Il faut qu’on m’explique. Voilà belle lurette qu’on sonne le tocsin contre les cheminots, ces privilégiés qui flemmardent sous la couverture de leur statut usuraire pour le denier public. Voilà quarante ans qu’on charcute les effectifs, réduits de 232 000 à 134 000.
En septembre dernier encore, le président de la SNCF déclarait : « supprimer 2 000 ou 3 000 postes [en 2022], ce n’est pas un drame ». Il faut qu’on m’explique pourquoi l’entreprise ferroviaire se dit aujourd’hui en manque de 10% d’effectifs pour assurer toutes ses liaisons sur l’ensemble du territoire, dont 1 200 conducteurs, privilégiés d’entre les privilégiés pointés d’un doigt accusateur.
98 000 emplois en moins : « pas un drame » ! La ligne 4 Paris-Troyes en est chez nous l’illustration. Et c’est chaque jour en moyenne 3,7 millions d’usagers qui pâtissent, sous diverses formes, de la dévalorisation quantitative et qualitative du service ferroviaire public. La main sur le coeur - et jamais loin du portefeuille -, la direction dit vouloir embaucher… mais rencontrer des « difficultés de recrutement ».

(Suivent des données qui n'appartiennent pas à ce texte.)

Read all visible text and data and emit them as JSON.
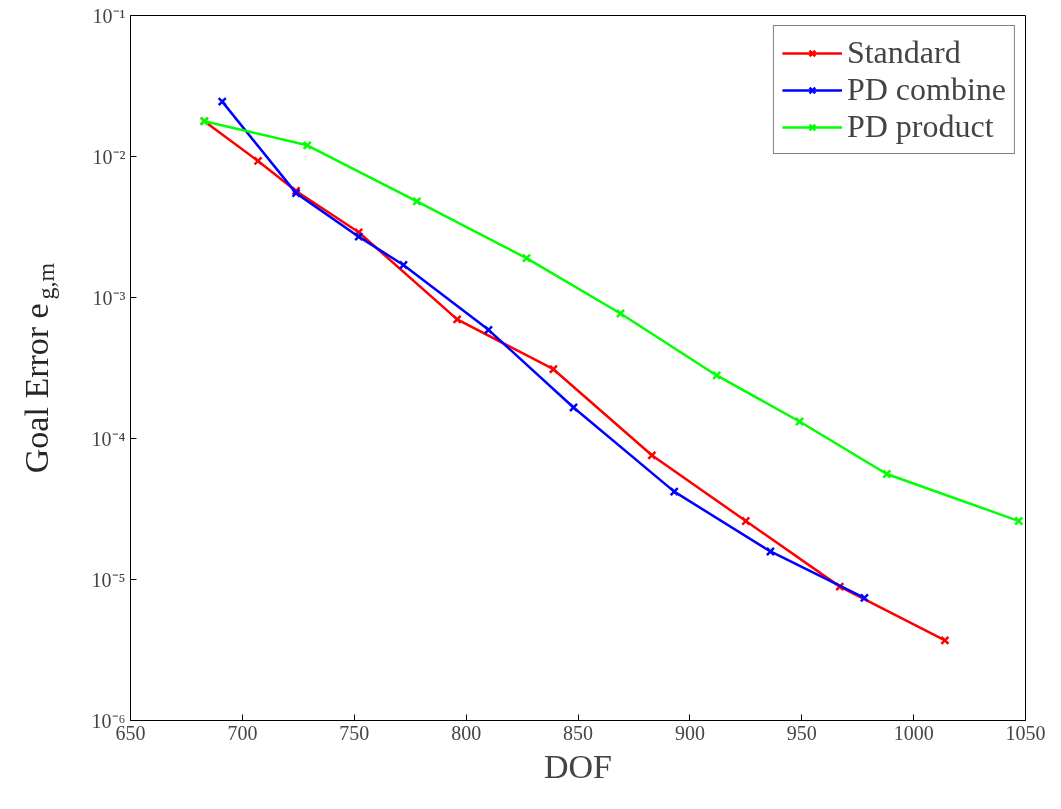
{
  "chart_data": {
    "type": "line",
    "xlabel": "DOF",
    "ylabel": "Goal Error e$_{g,m}$",
    "log": "y",
    "grid": false,
    "legend": "top right",
    "marker": "cross",
    "line_style": "solid",
    "xlim": [
      650,
      1050
    ],
    "xticks": [
      650,
      700,
      750,
      800,
      850,
      900,
      950,
      1000,
      1050
    ],
    "ylim": [
      1e-06,
      0.1
    ],
    "yticks": [
      {
        "value": 1e-06,
        "label": "10⁻⁶"
      },
      {
        "value": 1e-05,
        "label": "10⁻⁵"
      },
      {
        "value": 0.0001,
        "label": "10⁻⁴"
      },
      {
        "value": 0.001,
        "label": "10⁻³"
      },
      {
        "value": 0.01,
        "label": "10⁻²"
      },
      {
        "value": 0.1,
        "label": "10⁻¹"
      }
    ],
    "series": [
      {
        "name": "Standard",
        "color": "#ff0000",
        "x": [
          683,
          707,
          724,
          752,
          796,
          839,
          883,
          925,
          967,
          1014
        ],
        "values": [
          0.0178,
          0.0093,
          0.0057,
          0.0029,
          0.0007,
          0.00031,
          7.6e-05,
          2.6e-05,
          8.9e-06,
          3.7e-06
        ]
      },
      {
        "name": "PD combine",
        "color": "#0000ff",
        "x": [
          691,
          724,
          752,
          772,
          810,
          848,
          893,
          936,
          978
        ],
        "values": [
          0.0245,
          0.0055,
          0.0027,
          0.0017,
          0.00059,
          0.000166,
          4.2e-05,
          1.58e-05,
          7.4e-06
        ]
      },
      {
        "name": "PD product",
        "color": "#00ff00",
        "x": [
          683,
          729,
          778,
          827,
          869,
          912,
          949,
          988,
          1047
        ],
        "values": [
          0.0178,
          0.012,
          0.0048,
          0.0019,
          0.00077,
          0.00028,
          0.000132,
          5.6e-05,
          2.6e-05
        ]
      }
    ]
  }
}
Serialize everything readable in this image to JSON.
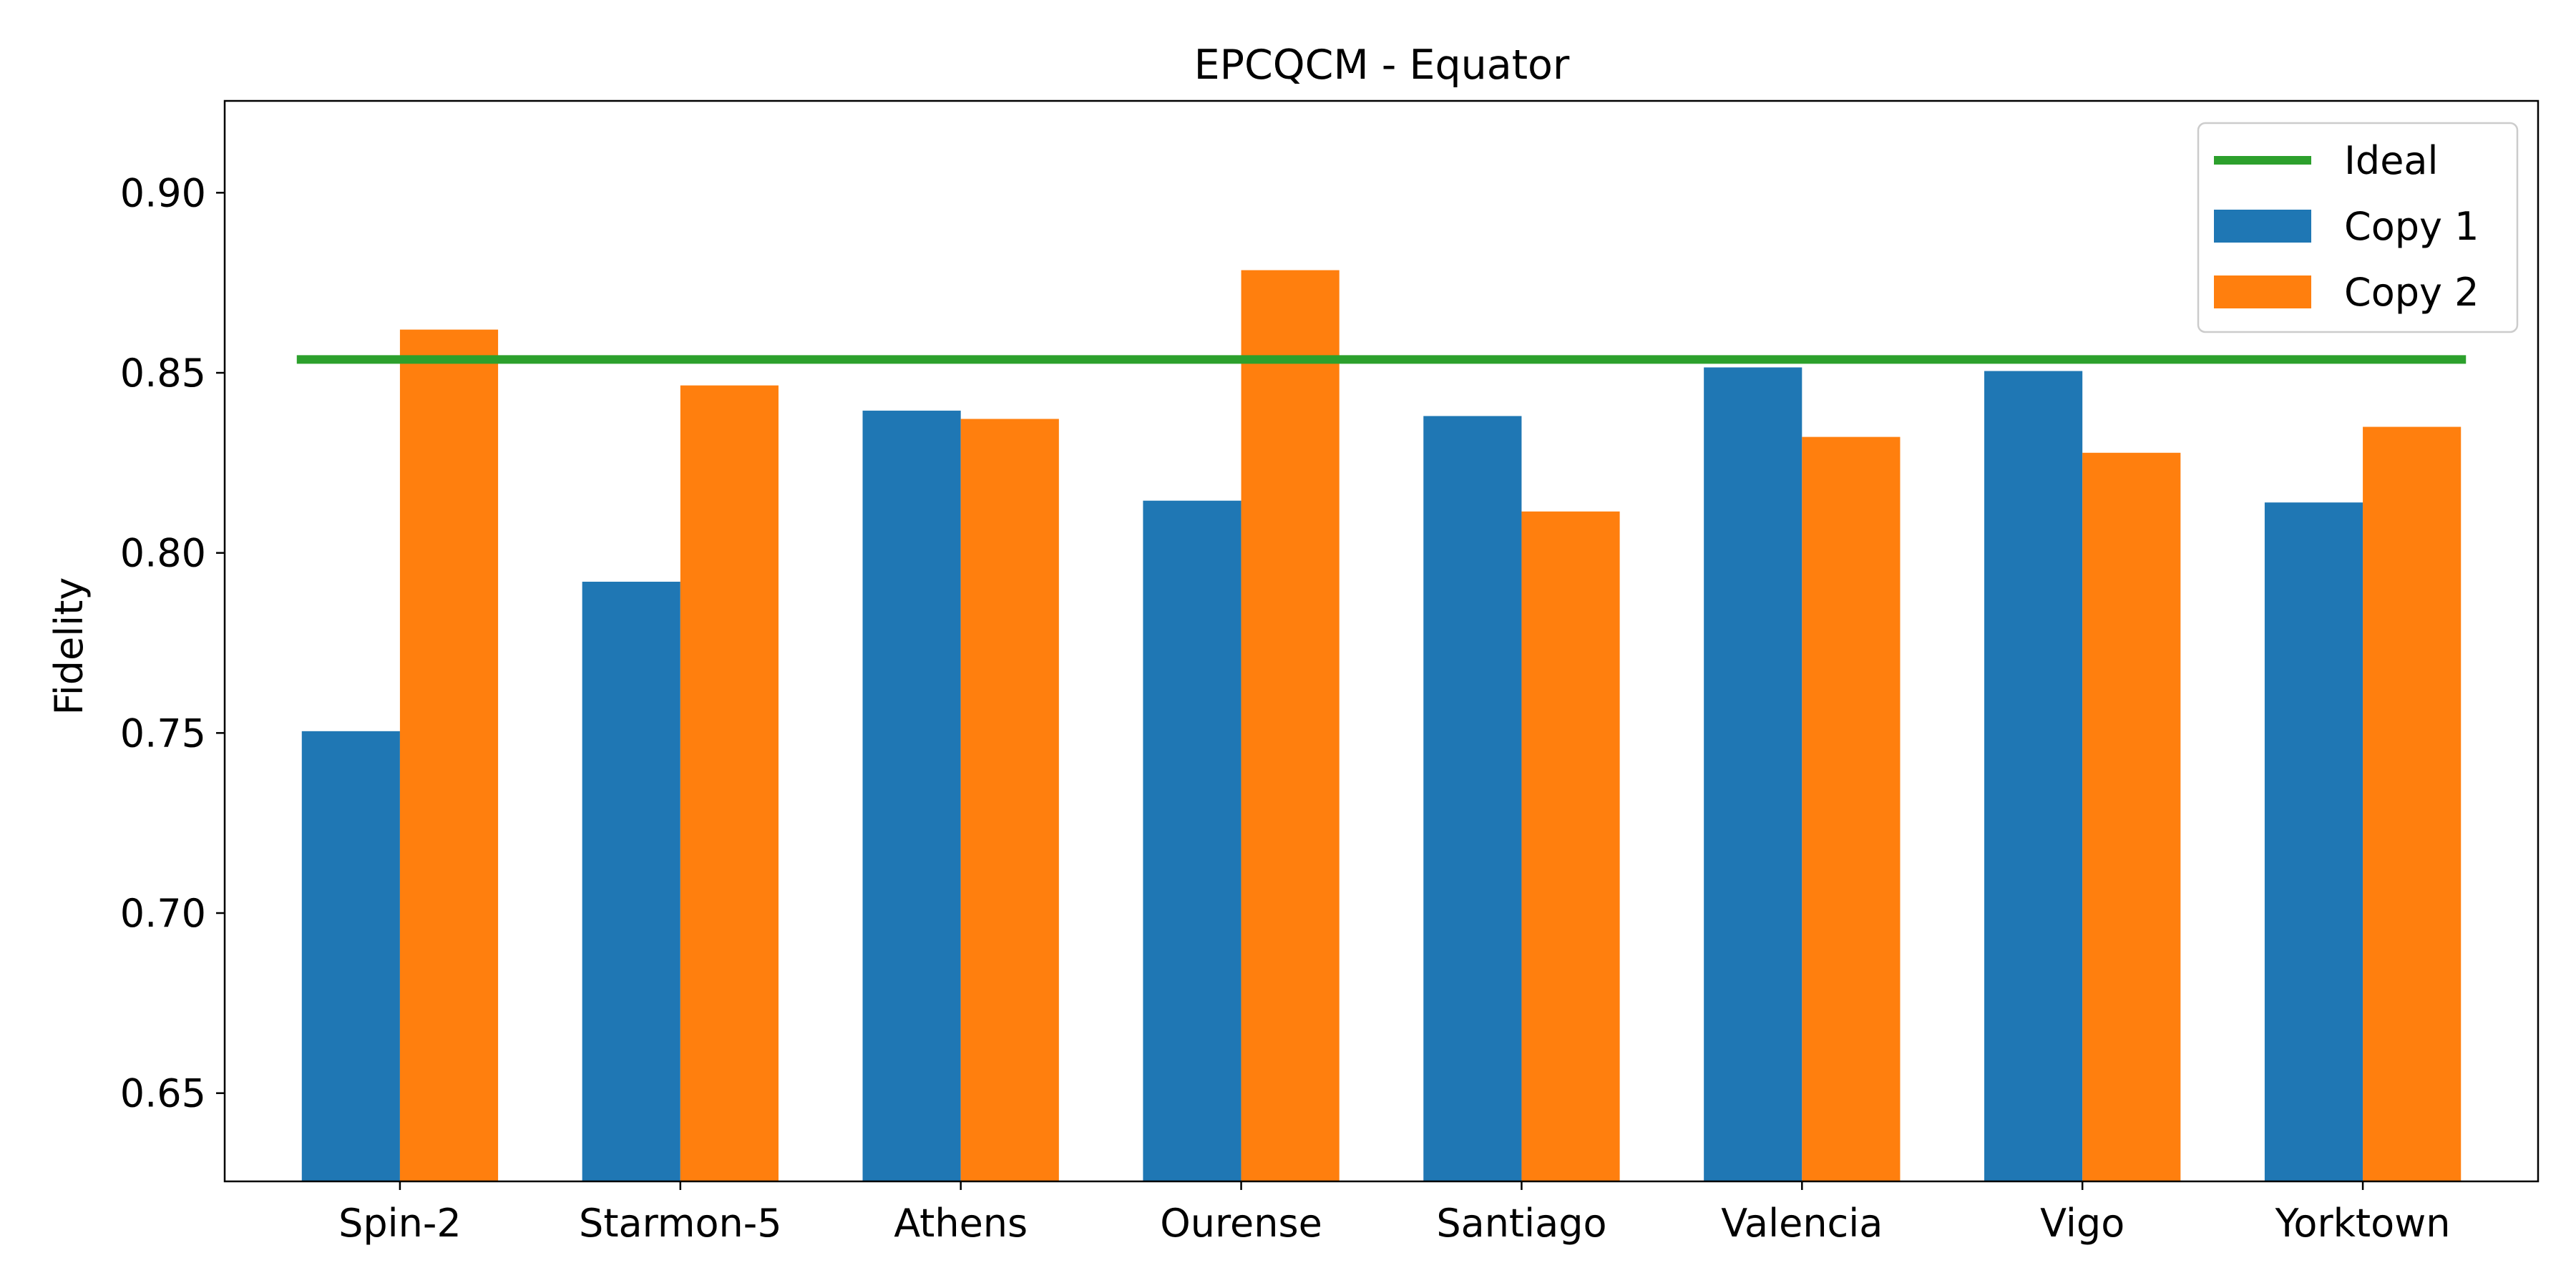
{
  "chart_data": {
    "type": "bar",
    "title": "EPCQCM - Equator",
    "xlabel": "",
    "ylabel": "Fidelity",
    "categories": [
      "Spin-2",
      "Starmon-5",
      "Athens",
      "Ourense",
      "Santiago",
      "Valencia",
      "Vigo",
      "Yorktown"
    ],
    "series": [
      {
        "name": "Copy 1",
        "color": "#1f77b4",
        "values": [
          0.7505,
          0.792,
          0.8395,
          0.8145,
          0.838,
          0.8515,
          0.8505,
          0.814
        ]
      },
      {
        "name": "Copy 2",
        "color": "#ff7f0e",
        "values": [
          0.862,
          0.8465,
          0.8372,
          0.8785,
          0.8115,
          0.8322,
          0.8278,
          0.835
        ]
      }
    ],
    "reference_line": {
      "name": "Ideal",
      "value": 0.8537,
      "color": "#2ca02c"
    },
    "ylim": [
      0.6255,
      0.9255
    ],
    "yticks": [
      "0.65",
      "0.70",
      "0.75",
      "0.80",
      "0.85",
      "0.90"
    ],
    "grid": false,
    "legend_position": "top-right"
  }
}
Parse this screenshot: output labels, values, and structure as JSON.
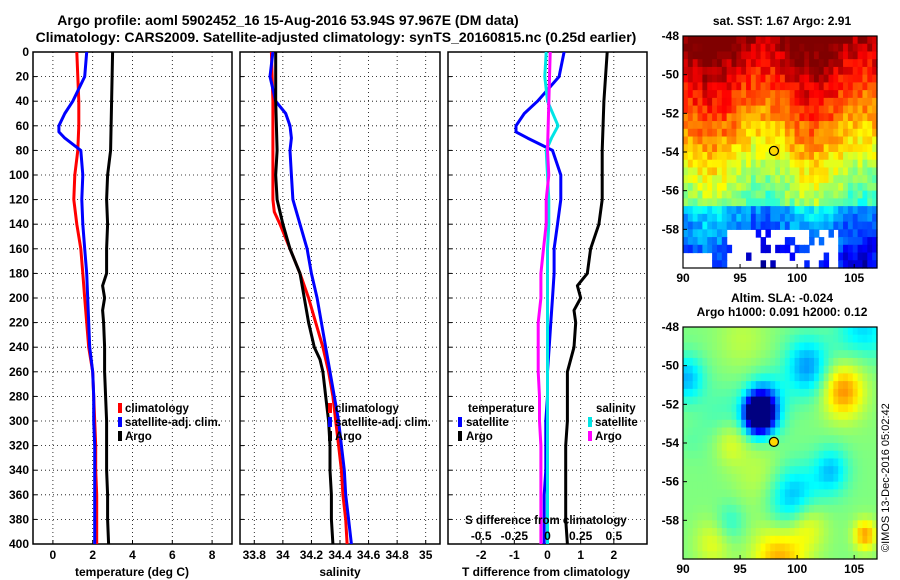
{
  "title_line1": "Argo profile: aoml 5902452_16 15-Aug-2016 53.94S 97.967E (DM data)",
  "title_line2": "Climatology: CARS2009. Satellite-adjusted climatology: synTS_20160815.nc (0.25d earlier)",
  "depth_ticks": [
    0,
    20,
    40,
    60,
    80,
    100,
    120,
    140,
    160,
    180,
    200,
    220,
    240,
    260,
    280,
    300,
    320,
    340,
    360,
    380,
    400
  ],
  "colors": {
    "climatology": "#ff0000",
    "satellite": "#0000ff",
    "argo": "#000000",
    "sal_satellite": "#00e5e5",
    "sal_clim": "#ff00ff"
  },
  "chart_data": [
    {
      "type": "line",
      "name": "temperature",
      "xlabel": "temperature (deg C)",
      "ylabel": "",
      "xlim": [
        -1,
        9
      ],
      "ylim": [
        400,
        0
      ],
      "xticks": [
        "0",
        "2",
        "4",
        "6",
        "8"
      ],
      "xtick_values": [
        0,
        2,
        4,
        6,
        8
      ],
      "legend": [
        "climatology",
        "satellite-adj. clim.",
        "Argo"
      ],
      "series": [
        {
          "name": "climatology",
          "depth": [
            0,
            20,
            40,
            60,
            80,
            100,
            120,
            140,
            160,
            180,
            200,
            220,
            240,
            260,
            280,
            300,
            320,
            340,
            360,
            380,
            400
          ],
          "values": [
            1.2,
            1.25,
            1.3,
            1.3,
            1.25,
            1.1,
            1.05,
            1.2,
            1.4,
            1.5,
            1.6,
            1.7,
            1.8,
            2.0,
            2.05,
            2.1,
            2.15,
            2.15,
            2.2,
            2.2,
            2.2
          ]
        },
        {
          "name": "satellite-adj. clim.",
          "depth": [
            0,
            20,
            40,
            50,
            60,
            65,
            70,
            80,
            100,
            120,
            140,
            160,
            180,
            200,
            220,
            240,
            260,
            280,
            300,
            320,
            340,
            360,
            380,
            400
          ],
          "values": [
            1.7,
            1.6,
            1.0,
            0.6,
            0.3,
            0.3,
            0.6,
            1.4,
            1.5,
            1.45,
            1.5,
            1.6,
            1.7,
            1.75,
            1.8,
            1.85,
            2.0,
            2.05,
            2.05,
            2.1,
            2.1,
            2.1,
            2.1,
            2.1
          ]
        },
        {
          "name": "Argo",
          "depth": [
            0,
            40,
            80,
            100,
            120,
            140,
            160,
            180,
            190,
            200,
            210,
            220,
            240,
            260,
            280,
            300,
            320,
            340,
            360,
            380,
            400
          ],
          "values": [
            3.0,
            2.95,
            2.9,
            2.75,
            2.7,
            2.75,
            2.7,
            2.7,
            2.5,
            2.6,
            2.5,
            2.55,
            2.6,
            2.6,
            2.65,
            2.7,
            2.7,
            2.7,
            2.75,
            2.75,
            2.8
          ]
        }
      ]
    },
    {
      "type": "line",
      "name": "salinity",
      "xlabel": "salinity",
      "ylabel": "",
      "xlim": [
        33.7,
        35.1
      ],
      "ylim": [
        400,
        0
      ],
      "xticks": [
        "33.8",
        "34",
        "34.2",
        "34.4",
        "34.6",
        "34.8",
        "35"
      ],
      "xtick_values": [
        33.8,
        34.0,
        34.2,
        34.4,
        34.6,
        34.8,
        35.0
      ],
      "legend": [
        "climatology",
        "satellite-adj. clim.",
        "Argo"
      ],
      "series": [
        {
          "name": "climatology",
          "depth": [
            0,
            40,
            80,
            120,
            130,
            140,
            160,
            180,
            200,
            220,
            240,
            260,
            280,
            300,
            320,
            340,
            360,
            380,
            400
          ],
          "values": [
            33.92,
            33.93,
            33.93,
            33.93,
            33.94,
            33.98,
            34.05,
            34.12,
            34.18,
            34.23,
            34.28,
            34.32,
            34.35,
            34.37,
            34.39,
            34.41,
            34.42,
            34.44,
            34.45
          ]
        },
        {
          "name": "satellite-adj. clim.",
          "depth": [
            0,
            20,
            40,
            50,
            60,
            70,
            80,
            100,
            120,
            140,
            160,
            180,
            200,
            220,
            240,
            260,
            280,
            300,
            320,
            340,
            360,
            380,
            400
          ],
          "values": [
            33.93,
            33.91,
            33.95,
            34.02,
            34.05,
            34.06,
            34.05,
            34.06,
            34.07,
            34.12,
            34.17,
            34.2,
            34.24,
            34.27,
            34.3,
            34.33,
            34.36,
            34.39,
            34.41,
            34.43,
            34.44,
            34.46,
            34.48
          ]
        },
        {
          "name": "Argo",
          "depth": [
            0,
            40,
            80,
            100,
            120,
            140,
            160,
            180,
            200,
            220,
            240,
            250,
            260,
            280,
            300,
            320,
            340,
            360,
            380,
            400
          ],
          "values": [
            33.95,
            33.95,
            33.96,
            33.95,
            33.96,
            34.0,
            34.05,
            34.12,
            34.15,
            34.18,
            34.22,
            34.26,
            34.28,
            34.3,
            34.32,
            34.33,
            34.33,
            34.34,
            34.34,
            34.35
          ]
        }
      ]
    },
    {
      "type": "line",
      "name": "difference",
      "xlabel": "T difference from climatology",
      "top_axis_label": "S difference from climatology",
      "xlim": [
        -3,
        3
      ],
      "ylim": [
        400,
        0
      ],
      "xticks": [
        "-2",
        "-1",
        "0",
        "1",
        "2"
      ],
      "xtick_values": [
        -2,
        -1,
        0,
        1,
        2
      ],
      "top_ticks": [
        "-0.5",
        "-0.25",
        "0",
        "0.25",
        "0.5"
      ],
      "legend_left_title": "temperature",
      "legend_right_title": "salinity",
      "legend_left": [
        "satellite",
        "Argo"
      ],
      "legend_right": [
        "satellite",
        "Argo"
      ],
      "series": [
        {
          "name": "T satellite",
          "depth": [
            0,
            20,
            40,
            50,
            60,
            65,
            70,
            80,
            100,
            120,
            140,
            160,
            180,
            200,
            220,
            240,
            260,
            280,
            300,
            320,
            340,
            360,
            380,
            400
          ],
          "values": [
            0.5,
            0.35,
            -0.3,
            -0.7,
            -0.95,
            -0.95,
            -0.6,
            0.15,
            0.4,
            0.4,
            0.3,
            0.2,
            0.2,
            0.15,
            0.1,
            0.05,
            0.0,
            0.0,
            -0.05,
            -0.05,
            -0.05,
            -0.1,
            -0.1,
            -0.1
          ]
        },
        {
          "name": "T Argo",
          "depth": [
            0,
            40,
            80,
            100,
            120,
            140,
            160,
            180,
            190,
            200,
            210,
            220,
            240,
            260,
            280,
            300,
            320,
            340,
            360,
            380,
            400
          ],
          "values": [
            1.8,
            1.7,
            1.65,
            1.65,
            1.65,
            1.55,
            1.3,
            1.2,
            0.9,
            1.0,
            0.8,
            0.85,
            0.8,
            0.6,
            0.6,
            0.6,
            0.55,
            0.55,
            0.55,
            0.55,
            0.6
          ]
        },
        {
          "name": "S satellite",
          "depth": [
            0,
            20,
            40,
            60,
            70,
            80,
            100,
            120,
            140,
            160,
            180,
            200,
            220,
            240,
            260,
            280,
            300,
            320,
            340,
            360,
            380,
            400
          ],
          "values": [
            -0.01,
            -0.02,
            0.0,
            0.08,
            0.03,
            -0.01,
            0.0,
            0.01,
            0.01,
            0.0,
            0.0,
            0.0,
            0.0,
            0.0,
            0.0,
            0.0,
            0.0,
            0.0,
            0.0,
            0.0,
            0.0,
            0.0
          ]
        },
        {
          "name": "S Argo",
          "depth": [
            0,
            80,
            100,
            120,
            140,
            160,
            180,
            200,
            220,
            240,
            260,
            280,
            300,
            320,
            340,
            360,
            380,
            400
          ],
          "values": [
            0.02,
            0.0,
            0.01,
            -0.01,
            -0.01,
            -0.03,
            -0.05,
            -0.05,
            -0.07,
            -0.07,
            -0.07,
            -0.06,
            -0.06,
            -0.05,
            -0.05,
            -0.05,
            -0.05,
            -0.05
          ]
        }
      ]
    },
    {
      "type": "heatmap",
      "name": "sst-map",
      "title": "sat. SST: 1.67 Argo: 2.91",
      "xticks": [
        "90",
        "95",
        "100",
        "105"
      ],
      "xtick_values": [
        90,
        95,
        100,
        105
      ],
      "yticks": [
        "-48",
        "-50",
        "-52",
        "-54",
        "-56",
        "-58"
      ],
      "ytick_values": [
        -48,
        -50,
        -52,
        -54,
        -56,
        -58
      ],
      "xlim": [
        90,
        107
      ],
      "ylim": [
        -60,
        -48
      ],
      "marker": {
        "lon": 97.967,
        "lat": -53.94
      }
    },
    {
      "type": "heatmap",
      "name": "sla-map",
      "title_line1": "Altim. SLA: -0.024",
      "title_line2": "Argo h1000: 0.091 h2000: 0.12",
      "xticks": [
        "90",
        "95",
        "100",
        "105"
      ],
      "xtick_values": [
        90,
        95,
        100,
        105
      ],
      "yticks": [
        "-48",
        "-50",
        "-52",
        "-54",
        "-56",
        "-58"
      ],
      "ytick_values": [
        -48,
        -50,
        -52,
        -54,
        -56,
        -58
      ],
      "xlim": [
        90,
        107
      ],
      "ylim": [
        -60,
        -48
      ],
      "marker": {
        "lon": 97.967,
        "lat": -53.94
      }
    }
  ],
  "credit": "©IMOS 13-Dec-2016 05:02:42"
}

À Romilly, le maire a longtemps eu comme leitmotiv au Conseil Municipal qu’il y avait une foultitude d’emplois de chauffeurs poids lourds à pourvoir avec, là aussi, des « difficultés de recrutement ». Mon petit doigt, qui a des accointances au sein d’un service de l’emploi, m’a soufflé une conjecture : emplois payés avec des queues de cerises. À défaut de grives… on s’essaya à appâter des retraités de la profession. On fit maigre.
Des décennies de casse et de dégradations des conditions de travail expliquent presque tout. Comment seront obtenus les trois milliards de bénéfices annoncés pour 2022 par la SNCF ? Pas de quoi en faire un drame.